The current version of Digg, sort of a curated news service come original content provider (they link out to content on other sites while writing their own stuff as well) came about following Betaworks’ acquisition of Digg for a measly $500,000 in 2012 in what SiliconANGLE’s John Furrier at the time described as Grand Theft Startup.

That deal saw Betaworks taking the brand, domain, code and traffic from the original social sharing site, with the patents for the site being sold separately to LinkedIn, Inc.

“Digital Garage is excited to be investing in Digg,” Digital Garage Group Chief Executive Officer Kaoru Hayashi said in a statement. “We believe that the market for effective curation, especially on mobile, is vast and growing.”

“The Digg team has proven its ability to execute on that vision, and we look forward to helping them advance it even further,” Hayashi furthered.
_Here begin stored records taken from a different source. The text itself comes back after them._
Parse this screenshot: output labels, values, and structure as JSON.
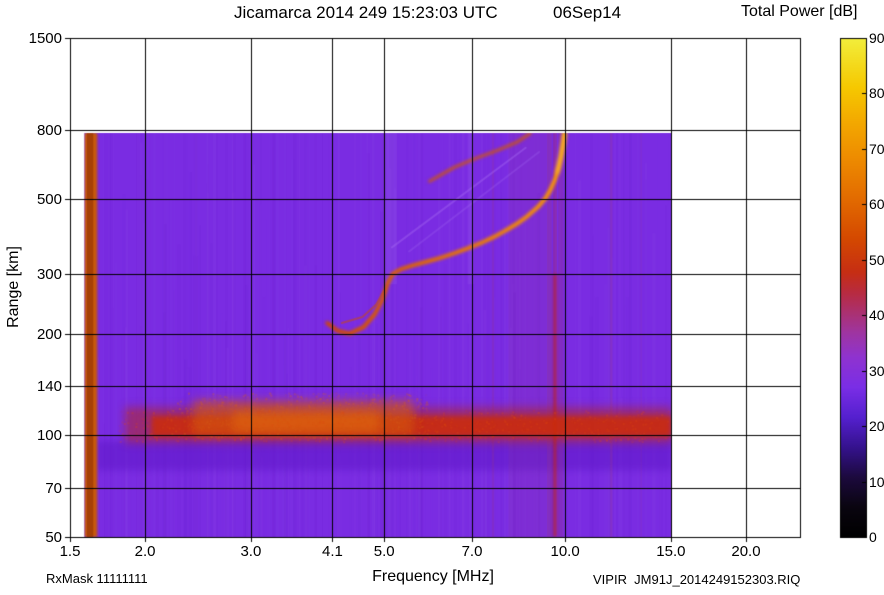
{
  "header": {
    "title_left": "Jicamarca 2014 249 15:23:03 UTC",
    "title_right": "06Sep14"
  },
  "axes": {
    "x_label": "Frequency [MHz]",
    "y_label": "Range [km]",
    "x_scale": "log",
    "y_scale": "log",
    "xlim": [
      1.5,
      24.6
    ],
    "ylim": [
      50,
      1500
    ],
    "x_ticks": [
      1.5,
      2.0,
      3.0,
      4.1,
      5.0,
      7.0,
      10.0,
      15.0,
      20.0
    ],
    "x_tick_labels": [
      "1.5",
      "2.0",
      "3.0",
      "4.1",
      "5.0",
      "7.0",
      "10.0",
      "15.0",
      "20.0"
    ],
    "y_ticks": [
      50,
      70,
      100,
      140,
      200,
      300,
      500,
      800,
      1500
    ],
    "grid": "on"
  },
  "colorbar": {
    "title": "Total Power [dB]",
    "min": 0,
    "max": 90,
    "ticks": [
      0,
      10,
      20,
      30,
      40,
      50,
      60,
      70,
      80,
      90
    ],
    "stops": [
      [
        0.0,
        "#000000"
      ],
      [
        0.06,
        "#0a0510"
      ],
      [
        0.12,
        "#1c0a3e"
      ],
      [
        0.18,
        "#35128e"
      ],
      [
        0.24,
        "#5520cf"
      ],
      [
        0.3,
        "#7a2ee6"
      ],
      [
        0.36,
        "#8f33d0"
      ],
      [
        0.41,
        "#9f35a0"
      ],
      [
        0.45,
        "#ab3170"
      ],
      [
        0.49,
        "#b82b40"
      ],
      [
        0.53,
        "#c62e14"
      ],
      [
        0.6,
        "#d54a00"
      ],
      [
        0.68,
        "#e36c00"
      ],
      [
        0.76,
        "#ee8c00"
      ],
      [
        0.83,
        "#f3a800"
      ],
      [
        0.9,
        "#f6c800"
      ],
      [
        1.0,
        "#f2ee3c"
      ]
    ]
  },
  "footer": {
    "rxmask": "RxMask 11111111",
    "file": "VIPIR  JM91J_2014249152303.RIQ"
  },
  "chart_data": {
    "type": "heatmap",
    "x_units": "MHz",
    "y_units": "km",
    "z_units": "dB",
    "background_color": "#7a2ce2",
    "background_level_db": 27,
    "data_extent": {
      "f_mhz": [
        1.585,
        15.05
      ],
      "range_km": [
        50,
        785
      ]
    },
    "critical_frequency_mhz": 10.0,
    "e_region_height_km": 105,
    "features": [
      {
        "name": "background-mottling",
        "type": "mottle",
        "seed": 42,
        "count": 300,
        "max_alpha": 0.07,
        "colors": [
          "#9a5df0",
          "#6218cc",
          "#8a40ea",
          "#aa70f5",
          "#5a10bb"
        ]
      },
      {
        "name": "dark-band-below-e-region",
        "type": "rect",
        "x": [
          1.66,
          15.05
        ],
        "y": [
          79,
          96
        ],
        "color": "#5f17c8",
        "alpha": 0.55,
        "blur": 3
      },
      {
        "name": "reddish-column-8-9mhz",
        "type": "rect",
        "x": [
          8.05,
          9.3
        ],
        "y": [
          50,
          785
        ],
        "color": "#9a3a85",
        "alpha": 0.14
      },
      {
        "name": "faint-rfi-7.6mhz",
        "type": "rect",
        "x": [
          7.55,
          7.62
        ],
        "y": [
          50,
          785
        ],
        "color": "#b04060",
        "alpha": 0.15
      },
      {
        "name": "faint-rfi-11.9mhz",
        "type": "rect",
        "x": [
          11.88,
          11.99
        ],
        "y": [
          50,
          785
        ],
        "color": "#b04060",
        "alpha": 0.18
      },
      {
        "name": "faint-rfi-13.4mhz",
        "type": "rect",
        "x": [
          13.35,
          13.42
        ],
        "y": [
          50,
          785
        ],
        "color": "#b04060",
        "alpha": 0.1
      },
      {
        "name": "light-streak-5mhz",
        "type": "rect",
        "x": [
          5.0,
          5.25
        ],
        "y": [
          280,
          785
        ],
        "color": "#b285f2",
        "alpha": 0.14
      },
      {
        "name": "light-streak-7mhz",
        "type": "rect",
        "x": [
          6.88,
          7.06
        ],
        "y": [
          280,
          785
        ],
        "color": "#b285f2",
        "alpha": 0.12
      },
      {
        "name": "rfi-stripe-9.4mhz",
        "type": "rect",
        "x": [
          9.32,
          9.5
        ],
        "y": [
          50,
          785
        ],
        "color": "#a03a70",
        "alpha": 0.28
      },
      {
        "name": "rfi-stripe-9.8mhz",
        "type": "rect",
        "x": [
          9.74,
          9.94
        ],
        "y": [
          50,
          785
        ],
        "color": "#a83860",
        "alpha": 0.22
      },
      {
        "name": "rfi-stripe-9.6mhz-upper",
        "type": "rect",
        "x": [
          9.55,
          9.69
        ],
        "y": [
          300,
          785
        ],
        "color": "#b03050",
        "alpha": 0.3
      },
      {
        "name": "rfi-stripe-9.6mhz-lower",
        "type": "rect",
        "x": [
          9.55,
          9.69
        ],
        "y": [
          50,
          300
        ],
        "color": "#c02415",
        "alpha": 0.7,
        "blur": 1.5
      },
      {
        "name": "e-region-band-outer",
        "type": "rect",
        "x": [
          1.85,
          15.05
        ],
        "y": [
          95,
          121
        ],
        "color": "#b82810",
        "alpha": 0.5,
        "blur": 4
      },
      {
        "name": "e-region-band-core",
        "type": "rect",
        "x": [
          2.05,
          15.05
        ],
        "y": [
          99,
          114
        ],
        "color": "#cc2c08",
        "alpha": 0.85,
        "blur": 2.5
      },
      {
        "name": "e-region-cloud",
        "type": "rect",
        "x": [
          2.4,
          5.6
        ],
        "y": [
          100,
          127
        ],
        "color": "#d4580e",
        "alpha": 0.6,
        "blur": 5
      },
      {
        "name": "e-region-cloud-bright",
        "type": "rect",
        "x": [
          2.8,
          4.9
        ],
        "y": [
          102,
          118
        ],
        "color": "#e0650f",
        "alpha": 0.6,
        "blur": 4
      },
      {
        "name": "e-region-speckle-left",
        "type": "speckle",
        "x": [
          2.2,
          5.9
        ],
        "y": [
          98,
          134
        ],
        "count": 600,
        "color": "#d86018",
        "alpha": 0.35,
        "seed": 9,
        "size": 2
      },
      {
        "name": "e-region-speckle-wide",
        "type": "speckle",
        "x": [
          1.8,
          15.0
        ],
        "y": [
          96,
          119
        ],
        "count": 800,
        "color": "#e04a10",
        "alpha": 0.3,
        "seed": 11,
        "size": 2
      },
      {
        "name": "faint-oblique-echo-1",
        "type": "line",
        "pts": [
          [
            5.15,
            360
          ],
          [
            8.6,
            710
          ]
        ],
        "color": "#a86cf2",
        "alpha": 0.4,
        "width": 2
      },
      {
        "name": "faint-oblique-echo-2",
        "type": "line",
        "pts": [
          [
            5.5,
            350
          ],
          [
            9.05,
            690
          ]
        ],
        "color": "#a86cf2",
        "alpha": 0.26,
        "width": 2
      },
      {
        "name": "second-hop-trace",
        "type": "line",
        "pts": [
          [
            5.95,
            565
          ],
          [
            6.55,
            622
          ],
          [
            7.1,
            660
          ],
          [
            7.7,
            696
          ],
          [
            8.3,
            736
          ],
          [
            8.75,
            783
          ]
        ],
        "color": "#cf5808",
        "alpha": 0.85,
        "width": 3,
        "blur": 1.5
      },
      {
        "name": "f-trace-echo-doubling",
        "type": "line",
        "pts": [
          [
            4.25,
            215
          ],
          [
            4.6,
            224
          ],
          [
            4.85,
            244
          ],
          [
            5.02,
            272
          ]
        ],
        "color": "#c84a10",
        "alpha": 0.55,
        "width": 2
      },
      {
        "name": "f-layer-trace",
        "type": "trace",
        "color1": "#d04800",
        "color2": "#ff9d00",
        "width": 4,
        "blur": 1.5,
        "pts": [
          [
            4.02,
            215
          ],
          [
            4.18,
            204
          ],
          [
            4.38,
            200
          ],
          [
            4.62,
            209
          ],
          [
            4.82,
            228
          ],
          [
            4.97,
            253
          ],
          [
            5.07,
            283
          ],
          [
            5.17,
            301
          ],
          [
            5.35,
            311
          ],
          [
            5.6,
            319
          ],
          [
            5.9,
            327
          ],
          [
            6.2,
            335
          ],
          [
            6.55,
            346
          ],
          [
            6.9,
            358
          ],
          [
            7.25,
            371
          ],
          [
            7.6,
            386
          ],
          [
            7.95,
            403
          ],
          [
            8.3,
            422
          ],
          [
            8.65,
            445
          ],
          [
            9.0,
            473
          ],
          [
            9.25,
            500
          ],
          [
            9.45,
            532
          ],
          [
            9.62,
            572
          ],
          [
            9.75,
            618
          ],
          [
            9.85,
            672
          ],
          [
            9.93,
            730
          ],
          [
            9.98,
            783
          ]
        ]
      },
      {
        "name": "asymptote-bright-glow",
        "type": "line",
        "pts": [
          [
            9.7,
            600
          ],
          [
            9.85,
            674
          ],
          [
            9.93,
            736
          ],
          [
            9.98,
            783
          ]
        ],
        "color": "#ffc832",
        "alpha": 0.85,
        "width": 3,
        "blur": 2
      },
      {
        "name": "calibration-stripe",
        "type": "rect",
        "x": [
          1.585,
          1.665
        ],
        "y": [
          50,
          785
        ],
        "color": "#c85a0a",
        "alpha": 1,
        "blur": 1
      },
      {
        "name": "calibration-stripe-core",
        "type": "rect",
        "x": [
          1.6,
          1.64
        ],
        "y": [
          50,
          785
        ],
        "color": "#a03c06",
        "alpha": 0.85
      }
    ]
  }
}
“The Digg team has done what many thought to be impossible; they have restored an iconic Internet brand with a strong voice, high-quality products on web and mobile, and a loyal and growing user base,” Betaworks Chief Executive Officer and Founder John Borthwick added. “We are serious about Digg’s full global potential, and because of Digital Garage’s formidable expertise, there was no better investment partner for the next stage of growth.”

Digg 2.0

It’s strange to be writing about a Series A round for a company who shares the name of one that lives on in infamy in the venture capital funded startup space for rising so high then crashing so unbelievably hard through arguably unprecedented gross mismanagement.

That all said, Digg 2.0 has seen steady growth and has become an interesting read for its growing number of fans and credit where due to Betaworks for taking a dead horse and resurrecting it from the dead, even if the horse now appears to be a cat with the same name.

This is Digg 2.0’s first round, but the old Digg had raised $45 million prior to its implosion and was once valued in the mid hundred millions.

The company said it would use the funding to accelerate growth in users and revenue, the expansion of community and network features, and new products for international markets.